We are from NYC … we were in Paris quite often, now we live in Buenos Aires, Argentina.
When we visited Paris, we spent all of our time trying to figure out how to live in Paris.
When we were home, in NY, we spent a lot of time figuring out how to 1-get back to Paris 2- live in Paris.
After a crazy set of circumstances led us to be living in Argentina, we amuse ourselves by planning to live in Paris.
Until then, we live in a French style apartment and pretend sometimes 🙂
You don’t say! I am wrestling with the same debate (http://godiloveparis.blogspot.com/2010/06/daily-poll-new-york-or-paris.html).
The difference is, while you’re back in NYC, I am in Paris, missing New York like crazy. I haven’t been back since Thanksgiving. And as much as I love pain aux raisins and rue Mouffetard and my beloved Velibs, I miss cornflake-marshmallow-chocolate chip cookies, the Union Street Greenmarket and jumping in a taxi, any time, anywhere, at any hour.

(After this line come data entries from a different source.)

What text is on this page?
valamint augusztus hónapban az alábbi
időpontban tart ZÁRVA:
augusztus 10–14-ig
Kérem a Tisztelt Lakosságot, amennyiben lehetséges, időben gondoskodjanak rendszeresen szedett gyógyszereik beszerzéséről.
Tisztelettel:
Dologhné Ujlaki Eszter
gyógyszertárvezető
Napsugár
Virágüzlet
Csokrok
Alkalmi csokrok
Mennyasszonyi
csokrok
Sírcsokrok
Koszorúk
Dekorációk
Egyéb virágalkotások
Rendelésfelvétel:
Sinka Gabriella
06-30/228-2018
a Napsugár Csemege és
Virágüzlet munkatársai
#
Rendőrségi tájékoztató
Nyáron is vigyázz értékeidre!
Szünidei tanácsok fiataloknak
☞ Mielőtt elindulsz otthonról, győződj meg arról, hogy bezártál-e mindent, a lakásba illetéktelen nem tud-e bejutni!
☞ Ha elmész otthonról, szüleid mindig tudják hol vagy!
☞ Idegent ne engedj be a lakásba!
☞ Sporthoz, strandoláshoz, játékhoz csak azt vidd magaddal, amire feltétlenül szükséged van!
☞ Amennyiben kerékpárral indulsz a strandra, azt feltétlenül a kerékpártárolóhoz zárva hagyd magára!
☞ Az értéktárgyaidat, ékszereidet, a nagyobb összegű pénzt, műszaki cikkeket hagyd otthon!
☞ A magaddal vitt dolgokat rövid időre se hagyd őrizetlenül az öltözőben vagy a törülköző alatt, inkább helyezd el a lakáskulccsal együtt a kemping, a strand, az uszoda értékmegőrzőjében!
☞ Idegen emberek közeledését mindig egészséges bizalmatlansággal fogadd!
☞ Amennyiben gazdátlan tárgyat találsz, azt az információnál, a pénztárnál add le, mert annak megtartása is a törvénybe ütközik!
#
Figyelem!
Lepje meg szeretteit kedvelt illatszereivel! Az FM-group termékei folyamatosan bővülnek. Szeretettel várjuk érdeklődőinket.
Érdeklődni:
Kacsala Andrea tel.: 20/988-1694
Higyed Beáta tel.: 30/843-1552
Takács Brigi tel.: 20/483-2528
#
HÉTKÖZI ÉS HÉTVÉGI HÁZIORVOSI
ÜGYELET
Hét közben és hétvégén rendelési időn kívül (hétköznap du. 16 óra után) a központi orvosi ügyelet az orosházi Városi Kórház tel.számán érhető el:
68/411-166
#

Tory, there is no right answer. We are lucky girls being where we are. But just to maybe make you feel a wee bit better, I leave you with these three things:
• It is June 18 and I am still wearing jackets and scarves.
• Nobody ever responds to email – even HR, when I’m asking about the status of my contract or Carte de Sejour. Laissez-faire is great when you want to wile the day away at the riverbank but insanely frustrating when you’re trying to accomplish something.
• For every warm smile I get from a stranger, I endure two dozen body blocks.
So much fun to read and an immense wake up call to enjoy my time here before I head back…thanks.